As Chicago Alderman Vito Marzullo used to say, “Everything is going up! The only thing coming down is the rain!”
In what looks more and more like a shooting war in Europe, Russia recognized two regions of Ukraine yesterday.
In response the Germans cut off the Russian gas pipeline to the West.
I’m not sure who this punishes.
Winter gas bills in Chicago are already up. In 2021 our heating bills were 43% higher than in 2020.
Which reminds me that as prices go up, Illinois retired teachers saw their pensions only rise 3% last February 1.
Inflation is running at a record pace.
We haven’t seen inflation like this since the mid eighties.
As Chicago Alderman Vito Marzullo used to say to justify tax increases for the first Mayor Daley, “Everything is going up! The only thing coming down is the rain!”
Why aren’t our pension increases tied to the cost of living like Social Security payments, which may I remind you, Illinois teachers do not receive.
Go ask the Governor and the legislature.
The Governor announced yesterday that he was budgeting an actual increase in the state’s contribution to the public pension funds. Pritzker is tossing in an additional $500 million.
Fiscal year 2023 is the first time since 1994 that the state’s annual pension contribution will exceed the statutory minimum.
And by the way, the statutory minimum is just a number the Governor makes up.
It should not be confused with the actuarial amount which is what is necessary to reduce the unfunded portion of the pensions.

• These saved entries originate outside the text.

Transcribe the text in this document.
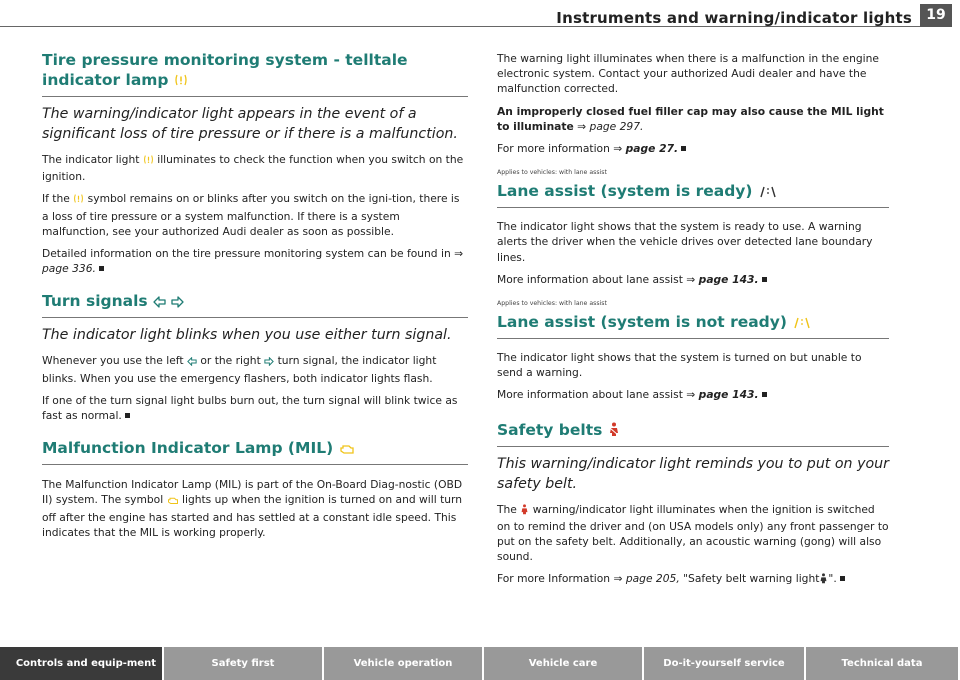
Instruments and warning/indicator lights	19
Tire pressure monitoring system - telltale indicator lamp
The warning/indicator light appears in the event of a significant loss of tire pressure or if there is a malfunction.

The indicator light illuminates to check the function when you switch on the ignition.

If the symbol remains on or blinks after you switch on the igni-tion, there is a loss of tire pressure or a system malfunction. If there is a system malfunction, see your authorized Audi dealer as soon as possible.

Detailed information on the tire pressure monitoring system can be found in ⇒ page 336.

Turn signals
The indicator light blinks when you use either turn signal.

Whenever you use the left or the right turn signal, the indicator light blinks. When you use the emergency flashers, both indicator lights flash.

If one of the turn signal light bulbs burn out, the turn signal will blink twice as fast as normal.

Malfunction Indicator Lamp (MIL)

The Malfunction Indicator Lamp (MIL) is part of the On-Board Diag-nostic (OBD II) system. The symbol lights up when the ignition is turned on and will turn off after the engine has started and has settled at a constant idle speed. This indicates that the MIL is working properly.

The warning light illuminates when there is a malfunction in the engine electronic system. Contact your authorized Audi dealer and have the malfunction corrected.

An improperly closed fuel filler cap may also cause the MIL light to illuminate ⇒ page 297.

For more information ⇒ page 27.

Applies to vehicles: with lane assist
Lane assist (system is ready)

The indicator light shows that the system is ready to use. A warning alerts the driver when the vehicle drives over detected lane boundary lines.

More information about lane assist ⇒ page 143.

Applies to vehicles: with lane assist
Lane assist (system is not ready)

The indicator light shows that the system is turned on but unable to send a warning.

More information about lane assist ⇒ page 143.

Safety belts
This warning/indicator light reminds you to put on your safety belt.

The warning/indicator light illuminates when the ignition is switched on to remind the driver and (on USA models only) any front passenger to put on the safety belt. Additionally, an acoustic warning (gong) will also sound.

For more Information ⇒ page 205, "Safety belt warning light ".

Controls and equip-ment	Safety first	Vehicle operation	Vehicle care	Do-it-yourself service	Technical data
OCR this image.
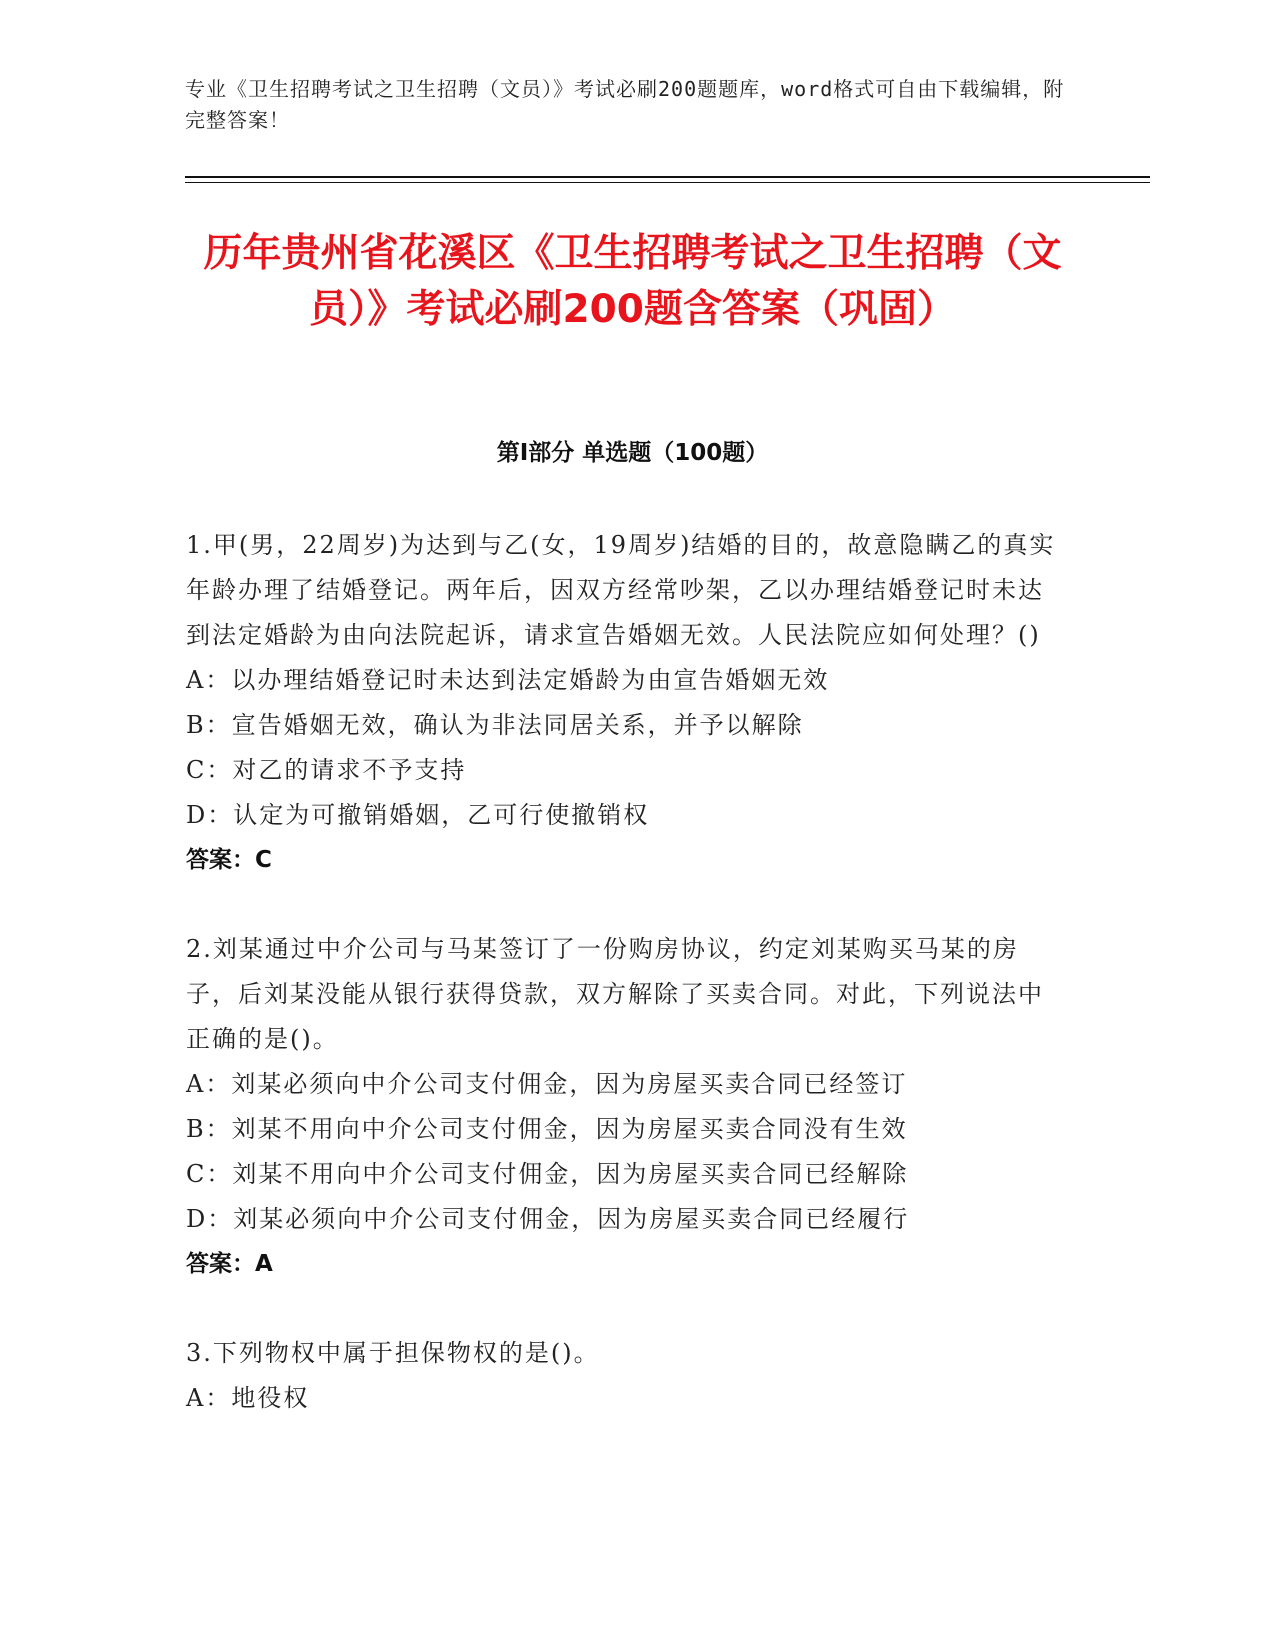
专业《卫生招聘考试之卫生招聘（文员）》考试必刷200题题库，word格式可自由下载编辑，附完整答案！
历年贵州省花溪区《卫生招聘考试之卫生招聘（文员）》考试必刷200题含答案（巩固）
第I部分 单选题（100题）
1.甲(男，22周岁)为达到与乙(女，19周岁)结婚的目的，故意隐瞒乙的真实年龄办理了结婚登记。两年后，因双方经常吵架，乙以办理结婚登记时未达到法定婚龄为由向法院起诉，请求宣告婚姻无效。人民法院应如何处理？()
A：以办理结婚登记时未达到法定婚龄为由宣告婚姻无效
B：宣告婚姻无效，确认为非法同居关系，并予以解除
C：对乙的请求不予支持
D：认定为可撤销婚姻，乙可行使撤销权
答案：C
2.刘某通过中介公司与马某签订了一份购房协议，约定刘某购买马某的房子，后刘某没能从银行获得贷款，双方解除了买卖合同。对此，下列说法中正确的是()。
A：刘某必须向中介公司支付佣金，因为房屋买卖合同已经签订
B：刘某不用向中介公司支付佣金，因为房屋买卖合同没有生效
C：刘某不用向中介公司支付佣金，因为房屋买卖合同已经解除
D：刘某必须向中介公司支付佣金，因为房屋买卖合同已经履行
答案：A
3.下列物权中属于担保物权的是()。
A：地役权
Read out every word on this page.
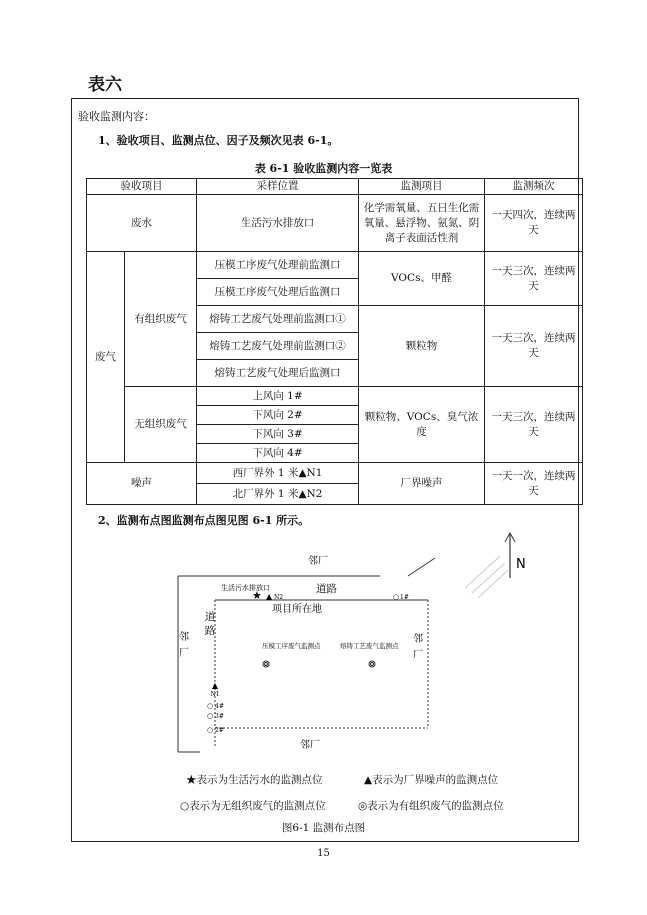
表六
验收监测内容：
1、验收项目、监测点位、因子及频次见表 6-1。
表 6-1 验收监测内容一览表
验收项目		采样位置	监测项目	监测频次
废水		生活污水排放口	化学需氧量、五日生化需氧量、悬浮物、氨氮、阴离子表面活性剂	一天四次，连续两天
废气	有组织废气	压模工序废气处理前监测口	VOCs、甲醛	一天三次，连续两天
		压模工序废气处理后监测口		
		熔铸工艺废气处理前监测口①	颗粒物	一天三次，连续两天
		熔铸工艺废气处理前监测口②		
		熔铸工艺废气处理后监测口		
	无组织废气	上风向 1#	颗粒物、VOCs、臭气浓度	一天三次，连续两天
		下风向 2#		
		下风向 3#		
		下风向 4#		
噪声		西厂界外 1 米▲N1	厂界噪声	一天一次，连续两天
		北厂界外 1 米▲N2		
2、监测布点图监测布点图见图 6-1 所示。
N
邻厂
道路
项目所在地
生活污水排放口
★ ▲ N2	○ 1#
道
路
邻
厂
邻
厂
压模工序废气监测点	熔铸工艺废气监测点
▲
N1
○ 4#
○ 3#
○ 2#
邻厂
★表示为生活污水的监测点位	▲表示为厂界噪声的监测点位
○表示为无组织废气的监测点位	◎表示为有组织废气的监测点位
图6-1 监测布点图
15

To put this in perspective, Governor Pritzker said the added $500 million will reduce the future long-term liability of the state’s pension systems by an estimated $1.4 billion.
As mom used to say, “A billion here, a billion there. Pretty soon it starts to add up.”
The total long-term liability of all of the state’s five pension systems currently stands at $236.5 billion. The TRS unfunded liability is $80 billion.
None of this impacts the pension check we get each month. The Illinois Supreme Court has ruled that public employee pension benefits, including healthcare benefits, cannot be diminished or impaired.
It is the taxpayers who are getting screwed (and teachers are taxpayers too) since something like 70 cents on the dollar of the state’s pension costs go to pay interest on the debt. Who pays that? You do. Who gets it. Not retirees.
Right.
The banks.
What may impact our pension check each month is that while the Governor has added to the statutory minimum, he has reduced the contribution to retired teacher healthcare benefits.
Is this an unconstitutional diminishment of pension benefits? The state’s teacher unions say no. Incredible.
The Illinois Retired Teachers Association says yes.
The courts will decide.
My money, literally, is on the IRTA.